View STCA Registry of Merit PDF
First, use the database.
Look at your dogs. Look at your friends’ dogs. Look at the national champions or the Westminster winner. See what famous dog are in their background. See where they came from.
Use it as the breeding tool it should be. Do trial matings. Examine what happened to sire and dam previous litters, how did their sibling fare, are there any traits flowing through these dogs.
Although it is not there today, look at the pictures, look at the health and conformation history.
Contact the breeders to get their opinions on the strengths and weaknesses of their dogs. They might be able to evaluate if your dog is a good mate ( or not) for a particular dog from their program.
Second, contribute your pedigrees.
Whether you have one Scottie or hundreds, we want your pedigrees.
Confirm that all your dogs are in the database. Obviously, check to see how far back your dog lineage goes.
Confirm that they are correctly identified with the correct titles, etc. Report your international titles. The STCA pedigree database is not limited to AKC registrations or American dogs.
If you do not have all the information about your dog (see below), send in what information you have.

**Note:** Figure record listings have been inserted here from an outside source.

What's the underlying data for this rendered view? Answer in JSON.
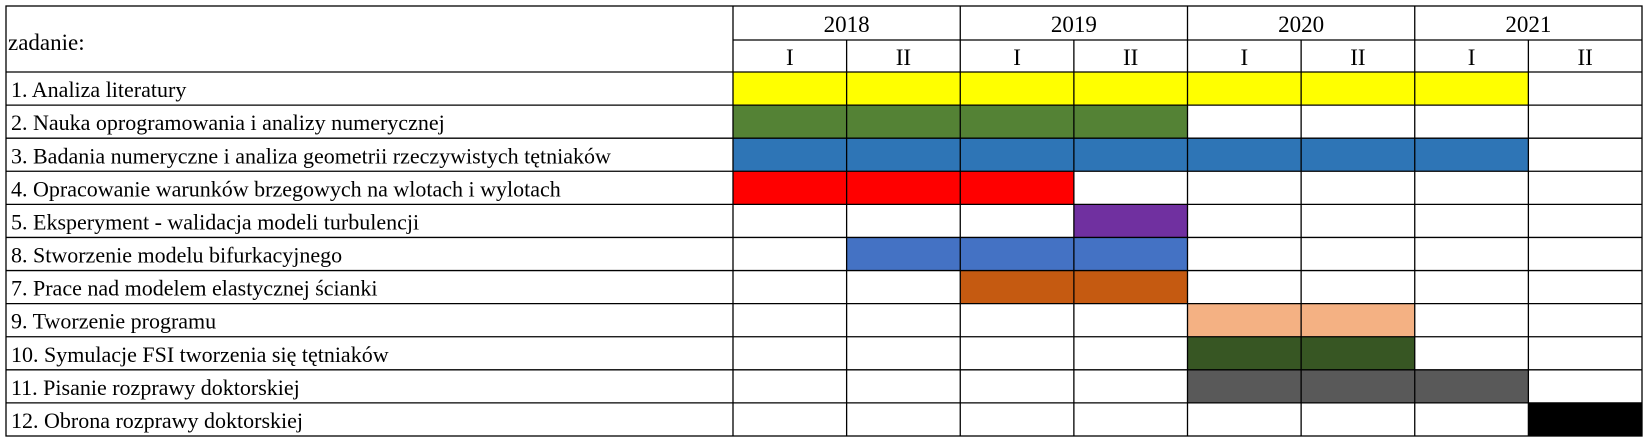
{
  "header": {
    "task_column_label": "zadanie:"
  },
  "chart_data": {
    "type": "gantt",
    "years": [
      "2018",
      "2019",
      "2020",
      "2021"
    ],
    "halves": [
      "I",
      "II"
    ],
    "periods": [
      "2018-I",
      "2018-II",
      "2019-I",
      "2019-II",
      "2020-I",
      "2020-II",
      "2021-I",
      "2021-II"
    ],
    "tasks": [
      {
        "label": "1. Analiza literatury",
        "start": "2018-I",
        "end": "2021-I",
        "color": "#ffff00"
      },
      {
        "label": "2. Nauka oprogramowania i analizy numerycznej",
        "start": "2018-I",
        "end": "2019-II",
        "color": "#548235"
      },
      {
        "label": "3. Badania numeryczne i analiza geometrii rzeczywistych tętniaków",
        "start": "2018-I",
        "end": "2021-I",
        "color": "#2e75b6"
      },
      {
        "label": "4. Opracowanie warunków brzegowych na wlotach i wylotach",
        "start": "2018-I",
        "end": "2019-I",
        "color": "#ff0000"
      },
      {
        "label": "5. Eksperyment - walidacja modeli turbulencji",
        "start": "2019-II",
        "end": "2019-II",
        "color": "#7030a0"
      },
      {
        "label": "8. Stworzenie modelu bifurkacyjnego",
        "start": "2018-II",
        "end": "2019-II",
        "color": "#4472c4"
      },
      {
        "label": "7. Prace nad modelem elastycznej ścianki",
        "start": "2019-I",
        "end": "2019-II",
        "color": "#c55a11"
      },
      {
        "label": "9. Tworzenie programu",
        "start": "2020-I",
        "end": "2020-II",
        "color": "#f4b183"
      },
      {
        "label": "10. Symulacje FSI tworzenia się tętniaków",
        "start": "2020-I",
        "end": "2020-II",
        "color": "#375623"
      },
      {
        "label": "11. Pisanie rozprawy doktorskiej",
        "start": "2020-I",
        "end": "2021-I",
        "color": "#595959"
      },
      {
        "label": "12. Obrona rozprawy doktorskiej",
        "start": "2021-II",
        "end": "2021-II",
        "color": "#000000"
      }
    ]
  }
}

If you can spend a little time to gather a more complete list that would be great.
If your dogs or its ancestors are missing, send in that pedigree. If you have 8 generations, send it in. If you only have 3 generations, send it in. If you only have the names of the dogs, send it in.
If you are contacted for data on your dog(s), make every effort to send in the information.

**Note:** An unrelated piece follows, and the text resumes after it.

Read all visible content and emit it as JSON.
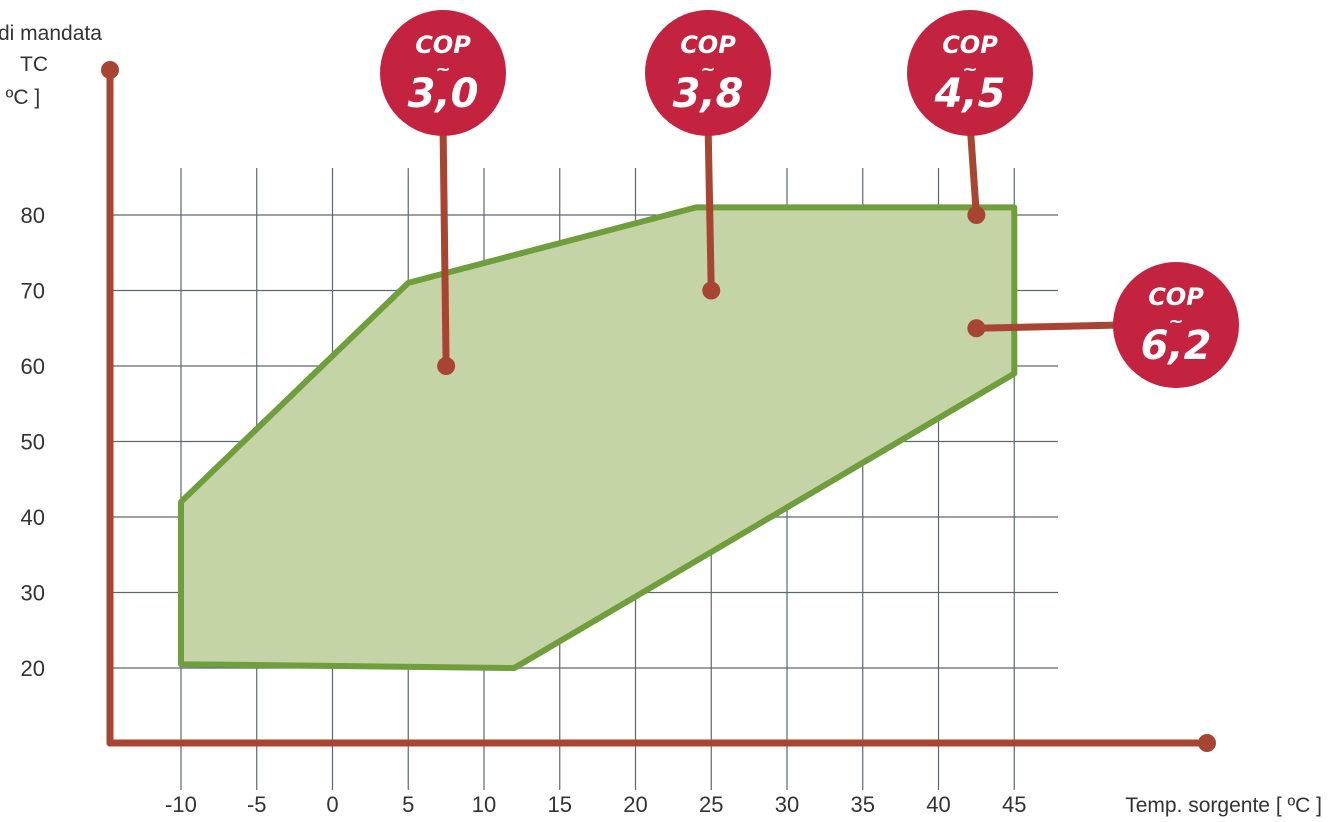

Look for the pedigrees that are sitting around your house. Look through old magazines and catalogs. See what pedigrees you may have that you forgot you had. If you find one that is not in the system, send it in. If you find really old pedigrees that are not entered, send them in. Ideally if will be copy or scan of an official registry document like the American Kennel Club or Canadian Kennel Club. But do not feel limited by that constraint. Hand written or typed pedigrees are just as good.
If you are a breeder, send in all the litter mates for a particular breeding, not just the ones that you kept.
As soon as you complete the paperwork for registering a litter, send in that information.
If your dog gets a new title, send in that information. Most of the AKC titles will be done automatically.
If you are sending data to another database, make another copy and send it to the STCA also.
If you have stud books or other breeding records, contact the Pedigree group on lending them. Don’t send them in right away as the may have already been entered.
If you have old catalogues especially from Montgomery, Crufts, etc, contact the Pedigree group on lending that information. Don’t send them in right away as the may have already been entered.
The Pedigree committee is looking for the following information for each dog:
- Registered name
- Registration number and registration organization eg AKC, CKC, English Kennel Club. Dogs registered in multiple systems should include all their number
- Call name
- Titles – from AKC and other national organizations
- Birth date
- Date of Death
The committee will be posting how you should send in that pedigree. There will be a series of mechanisms for making pedigree contributions.
The Pedigree Committee will work the data as quickly as possible.
Third, contribute your time.
All this data eventually has to get into the physical database that stores this data. Someone has to do this data entry. You can be that someone. If you are willing to commit your time, the Pedigree Committee wants you to help. Contact the STCA Pedigree Committee Chair if you are interested.
You will be trained, provided with the tools to do the work and of course, given the dogs, etc to enter into the database.